Engaging in a family discussion
Corey explained then that Biola would be facilitating conversations this year on the complex issues of human sexuality, stating that students would be provided with a safe place to ask questions and give perspectives on their sexual identity.
Fier wanted to hold what he referred to as a “family discussion” because he feels that often, Christians have two very polar responses to issues of homosexuality: They tend to be either too grace-giving or too condemning, he said. He wanted to do this event to educate students so that they are able to have grace and also know what they believe. Fier explained that he had the support and backing of Danny Paschall and Grace in Student Development to conduct this panel.
“Last year was the rise and concern of homosexuality and that community — not just here at school but abroad. A lot of students had questions and so really I’m just facilitating an event that will hopefully bring answers for these students,” Fier said.
He said that his position with AS is to represent the students and produce events that vocalize their concerns.
“It seems like a worthwhile thing; I don’t know why they didn’t advertise it better,” said sophomore graphic design major Amy Van Vlear. “I’ll definitely stop by because I was really intrigued about what Dr. Barry Corey said during the [chapel] and I thought that was really good, and I kinda want to know more about Biola’s policies and also what people on campus think about it.”

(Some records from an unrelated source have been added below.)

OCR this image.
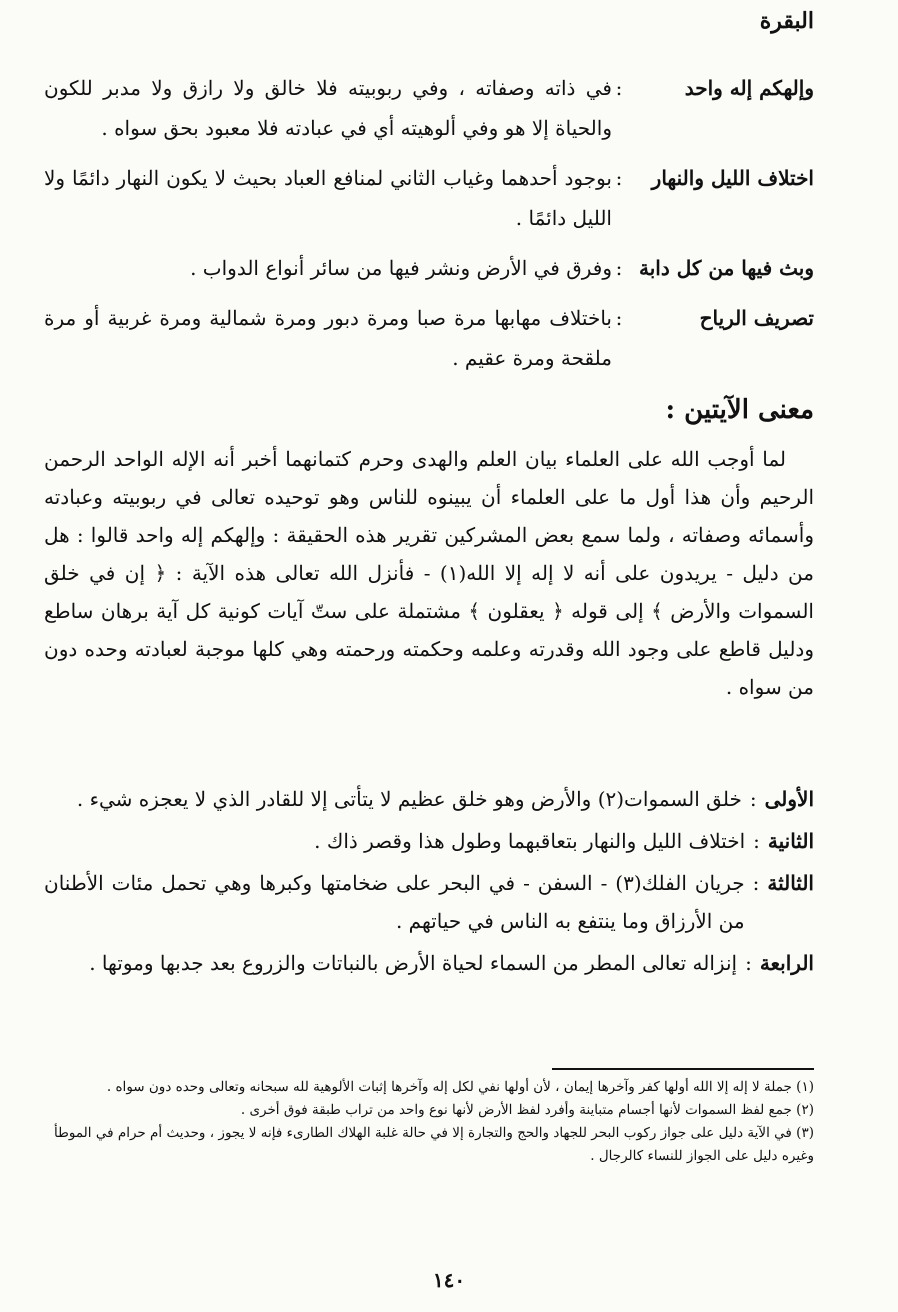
البقرة
وإلهكم إله واحد
:
في ذاته وصفاته ، وفي ربوبيته فلا خالق ولا رازق ولا مدبر للكون والحياة إلا هو وفي ألوهيته أي في عبادته فلا معبود بحق سواه .
اختلاف الليل والنهار
:
بوجود أحدهما وغياب الثاني لمنافع العباد بحيث لا يكون النهار دائمًا ولا الليل دائمًا .
وبث فيها من كل دابة
:
وفرق في الأرض ونشر فيها من سائر أنواع الدواب .
تصريف الرياح
:
باختلاف مهابها مرة صبا ومرة دبور ومرة شمالية ومرة غربية أو مرة ملقحة ومرة عقيم .
معنى الآيتين :

لما أوجب الله على العلماء بيان العلم والهدى وحرم كتمانهما أخبر أنه الإله الواحد الرحمن الرحيم وأن هذا أول ما على العلماء أن يبينوه للناس وهو توحيده تعالى في ربوبيته وعبادته وأسمائه وصفاته ، ولما سمع بعض المشركين تقرير هذه الحقيقة : وإلهكم إله واحد قالوا : هل من دليل - يريدون على أنه لا إله إلا الله(١) - فأنزل الله تعالى هذه الآية : ﴿ إن في خلق السموات والأرض ﴾ إلى قوله ﴿ يعقلون ﴾ مشتملة على ستّ آيات كونية كل آية برهان ساطع ودليل قاطع على وجود الله وقدرته وعلمه وحكمته ورحمته وهي كلها موجبة لعبادته وحده دون من سواه .

الأولى
:
خلق السموات(٢) والأرض وهو خلق عظيم لا يتأتى إلا للقادر الذي لا يعجزه شيء .
الثانية
:
اختلاف الليل والنهار بتعاقبهما وطول هذا وقصر ذاك .
الثالثة
:
جريان الفلك(٣) - السفن - في البحر على ضخامتها وكبرها وهي تحمل مئات الأطنان من الأرزاق وما ينتفع به الناس في حياتهم .
الرابعة
:
إنزاله تعالى المطر من السماء لحياة الأرض بالنباتات والزروع بعد جدبها وموتها .

(١) جملة لا إله إلا الله أولها كفر وآخرها إيمان ، لأن أولها نفي لكل إله وآخرها إثبات الألوهية لله سبحانه وتعالى وحده دون سواه .

(٢) جمع لفظ السموات لأنها أجسام متباينة وأفرد لفظ الأرض لأنها نوع واحد من تراب طبقة فوق أخرى .

(٣) في الآية دليل على جواز ركوب البحر للجهاد والحج والتجارة إلا في حالة غلبة الهلاك الطارىء فإنه لا يجوز ، وحديث أم حرام في الموطأ وغيره دليل على الجواز للنساء كالرجال .

١٤٠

Panel’s diverse background to provide well-rounded insight
Fier explained that he thought Thoennes’ sound theological perspective and Grace’s knowledge of the Biola community and its standards would contribute greatly to the discussion. Anderson has a background in psychology which will help her provide a unique perspective on homosexuality, according to Fier. Fier’s hope is that these three panelists will help educate students with a well-rounded and informed perspective of the issue. During the panel, students will have the ability to anonymously text in questions. Fier hopes that this will help students be more open.

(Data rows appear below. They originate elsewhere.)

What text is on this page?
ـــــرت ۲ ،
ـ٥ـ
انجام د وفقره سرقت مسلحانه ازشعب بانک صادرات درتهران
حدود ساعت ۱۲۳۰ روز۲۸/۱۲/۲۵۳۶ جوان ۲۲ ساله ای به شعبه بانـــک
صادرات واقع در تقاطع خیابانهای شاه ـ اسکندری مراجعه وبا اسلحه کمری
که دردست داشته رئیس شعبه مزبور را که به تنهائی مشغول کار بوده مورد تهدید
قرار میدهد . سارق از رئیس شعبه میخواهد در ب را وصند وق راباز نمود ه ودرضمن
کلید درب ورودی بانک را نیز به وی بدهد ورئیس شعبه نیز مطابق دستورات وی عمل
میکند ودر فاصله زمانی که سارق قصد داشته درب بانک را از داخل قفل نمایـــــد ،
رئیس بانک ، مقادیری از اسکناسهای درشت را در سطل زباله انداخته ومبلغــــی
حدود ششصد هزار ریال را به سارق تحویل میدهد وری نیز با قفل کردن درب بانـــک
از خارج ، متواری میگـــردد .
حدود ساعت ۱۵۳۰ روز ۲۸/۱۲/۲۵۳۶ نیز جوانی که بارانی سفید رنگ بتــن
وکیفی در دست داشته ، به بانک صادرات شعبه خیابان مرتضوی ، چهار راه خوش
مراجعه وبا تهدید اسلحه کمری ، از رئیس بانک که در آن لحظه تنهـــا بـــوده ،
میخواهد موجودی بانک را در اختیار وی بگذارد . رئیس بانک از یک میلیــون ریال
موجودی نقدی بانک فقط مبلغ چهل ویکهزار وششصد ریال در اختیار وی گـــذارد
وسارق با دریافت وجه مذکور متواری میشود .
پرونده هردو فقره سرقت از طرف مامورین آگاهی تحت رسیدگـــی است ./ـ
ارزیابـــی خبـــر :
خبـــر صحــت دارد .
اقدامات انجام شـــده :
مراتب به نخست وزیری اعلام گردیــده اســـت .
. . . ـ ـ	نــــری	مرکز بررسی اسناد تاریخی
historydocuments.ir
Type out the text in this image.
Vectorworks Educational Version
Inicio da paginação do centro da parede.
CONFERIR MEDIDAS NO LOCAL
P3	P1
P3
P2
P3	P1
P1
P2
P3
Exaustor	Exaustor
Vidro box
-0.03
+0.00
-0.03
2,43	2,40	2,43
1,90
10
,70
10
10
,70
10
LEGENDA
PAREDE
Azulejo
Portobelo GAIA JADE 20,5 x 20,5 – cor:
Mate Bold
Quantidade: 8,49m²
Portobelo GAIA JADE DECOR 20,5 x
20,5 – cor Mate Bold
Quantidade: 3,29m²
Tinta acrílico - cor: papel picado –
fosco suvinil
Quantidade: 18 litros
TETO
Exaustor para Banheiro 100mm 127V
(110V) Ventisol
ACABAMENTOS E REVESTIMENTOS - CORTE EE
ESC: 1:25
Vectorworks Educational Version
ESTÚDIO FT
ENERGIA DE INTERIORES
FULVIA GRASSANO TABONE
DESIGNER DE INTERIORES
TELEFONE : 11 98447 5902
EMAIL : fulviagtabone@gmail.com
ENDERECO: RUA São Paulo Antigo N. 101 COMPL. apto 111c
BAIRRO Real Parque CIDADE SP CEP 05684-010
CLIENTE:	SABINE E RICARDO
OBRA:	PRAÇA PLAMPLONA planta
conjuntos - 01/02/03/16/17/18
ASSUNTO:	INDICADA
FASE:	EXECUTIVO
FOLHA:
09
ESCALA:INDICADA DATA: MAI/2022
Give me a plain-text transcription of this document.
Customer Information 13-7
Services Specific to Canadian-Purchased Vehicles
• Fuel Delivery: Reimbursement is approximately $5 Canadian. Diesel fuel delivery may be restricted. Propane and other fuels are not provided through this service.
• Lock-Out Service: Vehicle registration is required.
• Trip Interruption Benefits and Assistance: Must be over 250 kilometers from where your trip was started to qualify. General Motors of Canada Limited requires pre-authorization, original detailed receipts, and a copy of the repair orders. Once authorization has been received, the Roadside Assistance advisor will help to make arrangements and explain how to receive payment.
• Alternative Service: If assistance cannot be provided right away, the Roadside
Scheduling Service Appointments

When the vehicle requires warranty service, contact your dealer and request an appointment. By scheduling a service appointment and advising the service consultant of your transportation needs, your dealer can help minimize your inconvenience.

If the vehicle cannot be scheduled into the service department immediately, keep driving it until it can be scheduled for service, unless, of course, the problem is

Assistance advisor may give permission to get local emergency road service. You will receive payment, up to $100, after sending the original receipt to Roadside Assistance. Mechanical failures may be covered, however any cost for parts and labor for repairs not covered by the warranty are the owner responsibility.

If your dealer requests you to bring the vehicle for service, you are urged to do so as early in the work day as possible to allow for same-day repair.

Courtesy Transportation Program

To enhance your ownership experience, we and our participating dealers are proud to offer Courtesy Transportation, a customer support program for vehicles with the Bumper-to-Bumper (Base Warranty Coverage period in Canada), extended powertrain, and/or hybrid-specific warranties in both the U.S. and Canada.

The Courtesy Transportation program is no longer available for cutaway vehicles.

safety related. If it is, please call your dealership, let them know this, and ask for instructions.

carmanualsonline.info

Providing a place for asking questions
“We’re pretty excited about the text questions. We think that’s really going to help students open up — I know I open up more when its anonymous,” Fier said.
Aside from mailbox fliers, posters and Facebook invites, Fier hopes that the location of the panel and the free dinner AS is providing to attendees will also draw many. Fier hopes that 200-300 students will stay for at least 20 minutes at any point during the panel.
“My hope is that students will attend the event willing to engage in this topic with open hearts. I think it's important to provide a forum like this for students to ask all types of questions, not just about Biola's official stance on homosexuality, but on the realities of homosexuality in the church and in the world,” said Laura Igram-Edwards, AS adviser, in an email.